For the first time in my life, I was ashamed to be white. When I had a chance to speak, I asked them, “Fellas, putting aside race, who’s the best hitter you’ve ever seen or played with?” Without hesitation, they all yelled out, “Josh Gibson.”

Now, listen, Dougie, they chided, that chubby little white boy with the skinny legs (Babe Ruth)? He could hit, but that 60 home runs he had? Gibson would have had 60 before the All-Star break. He was the only man to ever hit a ball out of old Yankee Stadium, and he had an arm like a rifle. He was the best catcher ever! Offense and defense, he was the best.
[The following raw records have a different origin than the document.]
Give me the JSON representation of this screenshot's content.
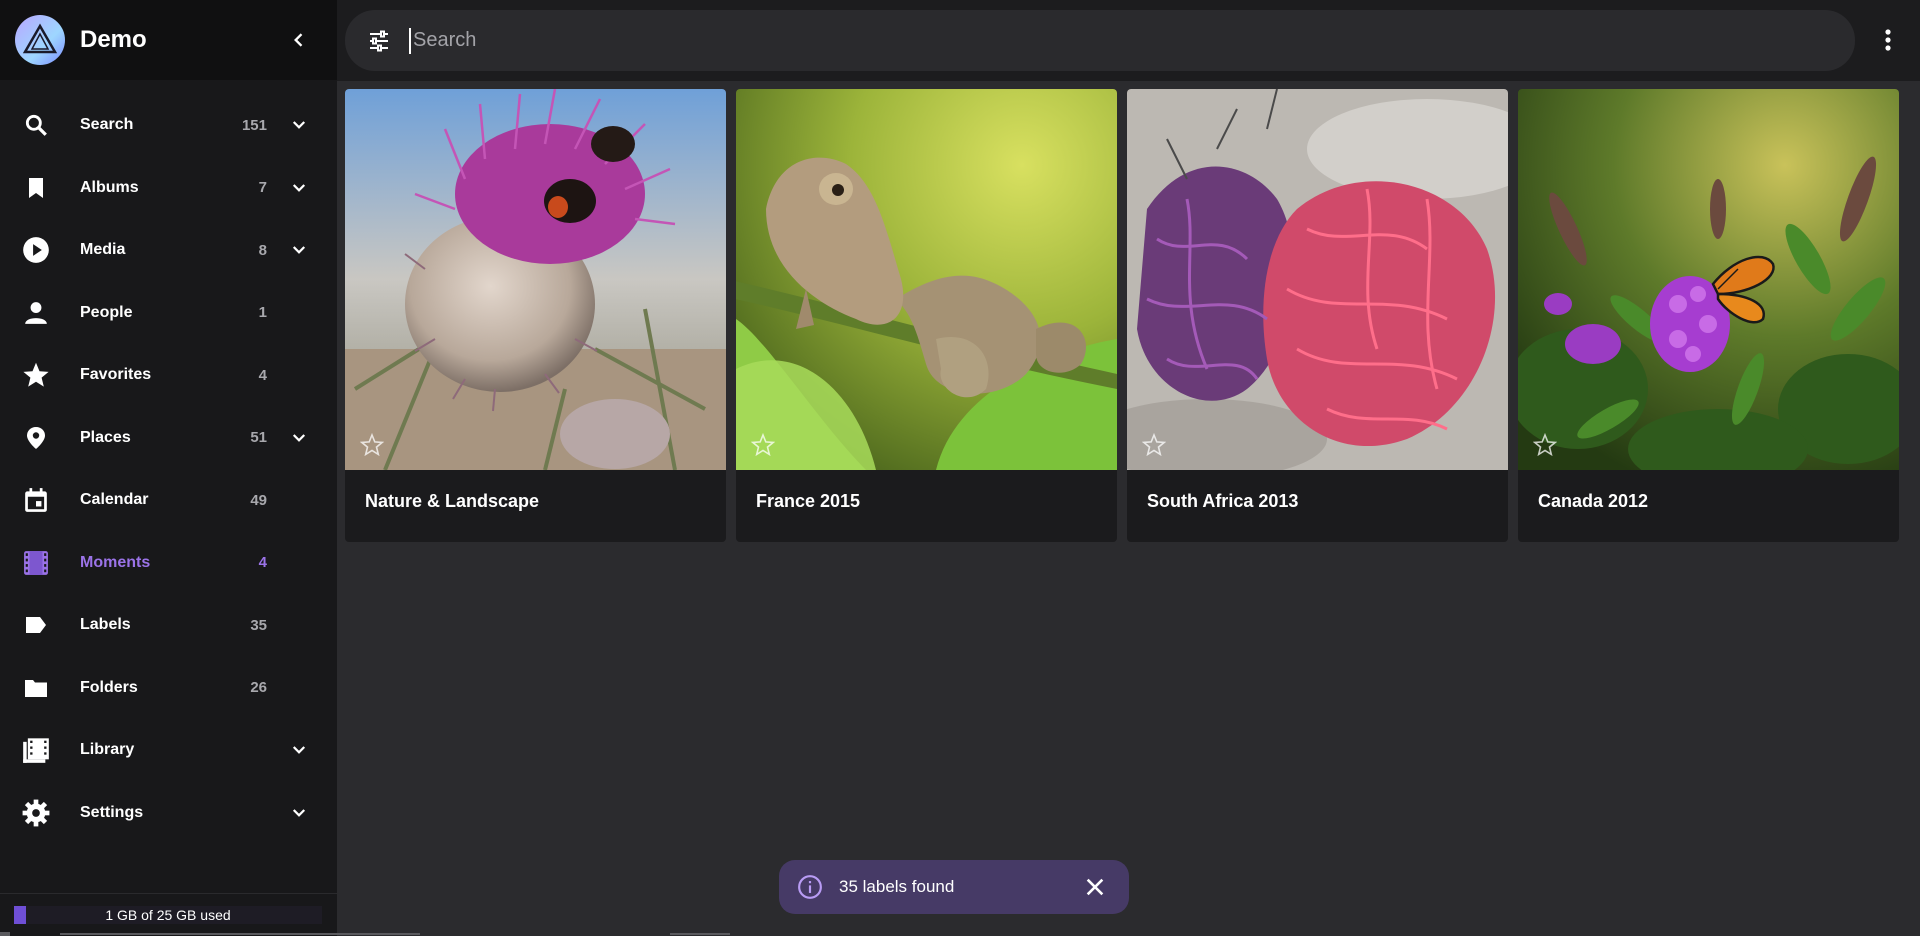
{
  "brand": {
    "title": "Demo"
  },
  "search": {
    "placeholder": "Search",
    "value": ""
  },
  "nav": {
    "items": [
      {
        "label": "Search",
        "count": "151"
      },
      {
        "label": "Albums",
        "count": "7"
      },
      {
        "label": "Media",
        "count": "8"
      },
      {
        "label": "People",
        "count": "1"
      },
      {
        "label": "Favorites",
        "count": "4"
      },
      {
        "label": "Places",
        "count": "51"
      },
      {
        "label": "Calendar",
        "count": "49"
      },
      {
        "label": "Moments",
        "count": "4"
      },
      {
        "label": "Labels",
        "count": "35"
      },
      {
        "label": "Folders",
        "count": "26"
      },
      {
        "label": "Library",
        "count": ""
      },
      {
        "label": "Settings",
        "count": ""
      }
    ],
    "active": "Moments"
  },
  "storage": {
    "text": "1 GB of 25 GB used",
    "fraction": 0.04
  },
  "moments": [
    {
      "title": "Nature & Landscape"
    },
    {
      "title": "France 2015"
    },
    {
      "title": "South Africa 2013"
    },
    {
      "title": "Canada 2012"
    }
  ],
  "snackbar": {
    "text": "35 labels found"
  },
  "colors": {
    "accent": "#9b73e8",
    "sidebar_bg": "#18181a",
    "content_bg": "#2b2b2e",
    "snackbar_bg": "#463a66"
  },
  "icons": {
    "nav": [
      "search-icon",
      "bookmark-icon",
      "play-circle-icon",
      "person-icon",
      "star-icon",
      "place-pin-icon",
      "calendar-icon",
      "film-icon",
      "label-icon",
      "folder-icon",
      "library-icon",
      "gear-icon"
    ]
  }
}
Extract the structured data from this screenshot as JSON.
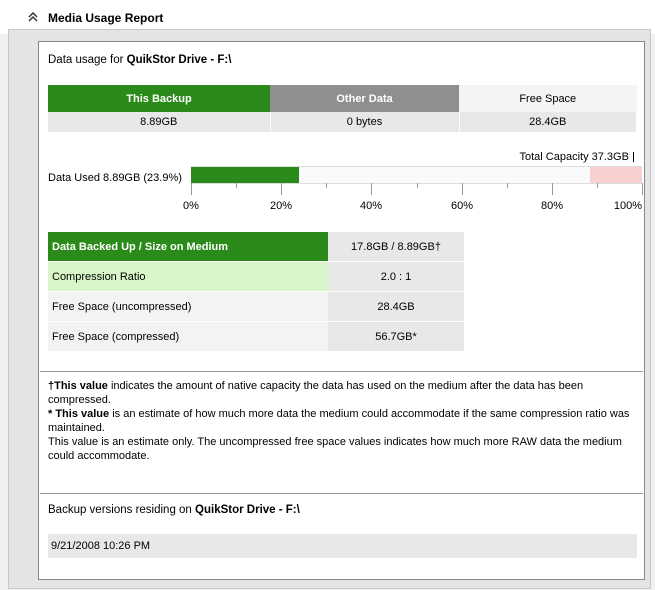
{
  "header": {
    "title": "Media Usage Report",
    "collapse_icon": "double-chevron-up-icon"
  },
  "usage": {
    "title_prefix": "Data usage for ",
    "drive": "QuikStor Drive - F:\\",
    "columns": [
      "This Backup",
      "Other Data",
      "Free Space"
    ],
    "values": [
      "8.89GB",
      "0 bytes",
      "28.4GB"
    ],
    "colors": {
      "this_backup": "#2b8b1a",
      "other_data": "#8f8f8f",
      "free_space": "#f8d0d0"
    }
  },
  "capacity": {
    "total_label": "Total Capacity 37.3GB",
    "used_label": "Data Used 8.89GB (23.9%)",
    "used_fraction": 0.239,
    "free_fraction": 0.115,
    "ticks": [
      "0%",
      "20%",
      "40%",
      "60%",
      "80%",
      "100%"
    ]
  },
  "details": [
    {
      "label": "Data Backed Up / Size on Medium",
      "value": "17.8GB / 8.89GB†"
    },
    {
      "label": "Compression Ratio",
      "value": "2.0 : 1"
    },
    {
      "label": "Free Space (uncompressed)",
      "value": "28.4GB"
    },
    {
      "label": "Free Space (compressed)",
      "value": "56.7GB*"
    }
  ],
  "notes": {
    "n1_bold": "†This value",
    "n1_text": " indicates the amount of native capacity the data has used on the medium after the data has been compressed.",
    "n2_bold": "* This value",
    "n2_text": " is an estimate of how much more data the medium could accommodate if the same compression ratio was maintained.",
    "n3_text": "This value is an estimate only. The uncompressed free space values indicates how much more RAW data the medium could accommodate."
  },
  "versions": {
    "title_prefix": "Backup versions residing on ",
    "drive": "QuikStor Drive - F:\\",
    "items": [
      "9/21/2008 10:26 PM"
    ]
  }
}
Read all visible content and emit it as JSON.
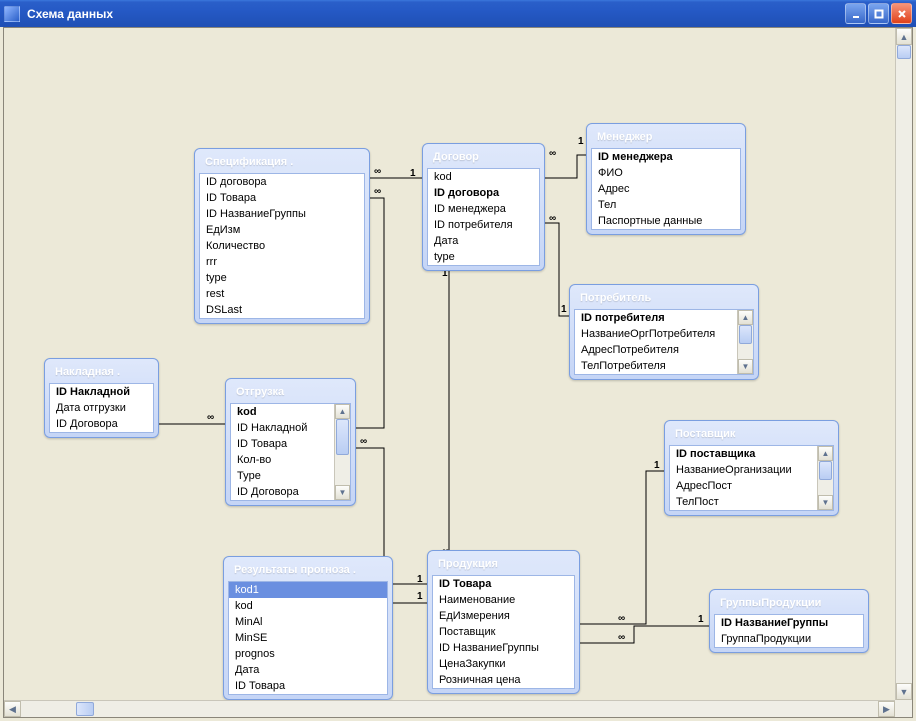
{
  "window": {
    "title": "Схема данных"
  },
  "labels": {
    "one": "1",
    "many": "∞"
  },
  "tables": {
    "spec": {
      "title": "Спецификация .",
      "fields": [
        "ID договора",
        "ID Товара",
        "ID НазваниеГруппы",
        "ЕдИзм",
        "Количество",
        "rrr",
        "type",
        "rest",
        "DSLast"
      ]
    },
    "dogovor": {
      "title": "Договор",
      "fields": [
        "kod",
        "ID договора",
        "ID менеджера",
        "ID потребителя",
        "Дата",
        "type"
      ]
    },
    "manager": {
      "title": "Менеджер",
      "fields": [
        "ID менеджера",
        "ФИО",
        "Адрес",
        "Тел",
        "Паспортные данные"
      ]
    },
    "potreb": {
      "title": "Потребитель",
      "fields": [
        "ID потребителя",
        "НазваниеОргПотребителя",
        "АдресПотребителя",
        "ТелПотребителя"
      ]
    },
    "nakladnaya": {
      "title": "Накладная .",
      "fields": [
        "ID Накладной",
        "Дата отгрузки",
        "ID Договора"
      ]
    },
    "otgruzka": {
      "title": "Отгрузка",
      "fields": [
        "kod",
        "ID Накладной",
        "ID Товара",
        "Кол-во",
        "Type",
        "ID Договора"
      ]
    },
    "postav": {
      "title": "Поставщик",
      "fields": [
        "ID поставщика",
        "НазваниеОрганизации",
        "АдресПост",
        "ТелПост"
      ]
    },
    "results": {
      "title": "Результаты прогноза .",
      "fields": [
        "kod1",
        "kod",
        "MinAl",
        "MinSE",
        "prognos",
        "Дата",
        "ID Товара"
      ]
    },
    "product": {
      "title": "Продукция",
      "fields": [
        "ID Товара",
        "Наименование",
        "ЕдИзмерения",
        "Поставщик",
        "ID НазваниеГруппы",
        "ЦенаЗакупки",
        "Розничная цена"
      ]
    },
    "group": {
      "title": "ГруппыПродукции",
      "fields": [
        "ID НазваниеГруппы",
        "ГруппаПродукции"
      ]
    }
  }
}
On the mound, nobody could come close to Satchel Paige, they said. He was throwing 100 mph when everybody else was around the mid-80s. I couldn’t imagine how much prejudice had stolen from all of us.

Later that day, I threw some soft-toss BP to these legends, and you know what? They could still hit, especially Larry Doby.

I look back at my baseball years with wonder. No, I never did make it to The Show, but how many people have memories like these? I am 81 years old now, and I still revel in the memories and the friends that baseball brought into my life. Born and raised in the streets of NYC, where 50 cents got me into Yankee Stadium, the Polo Grounds or Ebbets Field, I got to see Willie, Mickey and the Duke. I saw Hank hit them out of the park. I saw Jackie steal second and Willie’s basket catch.

I was blessed to have had that experience.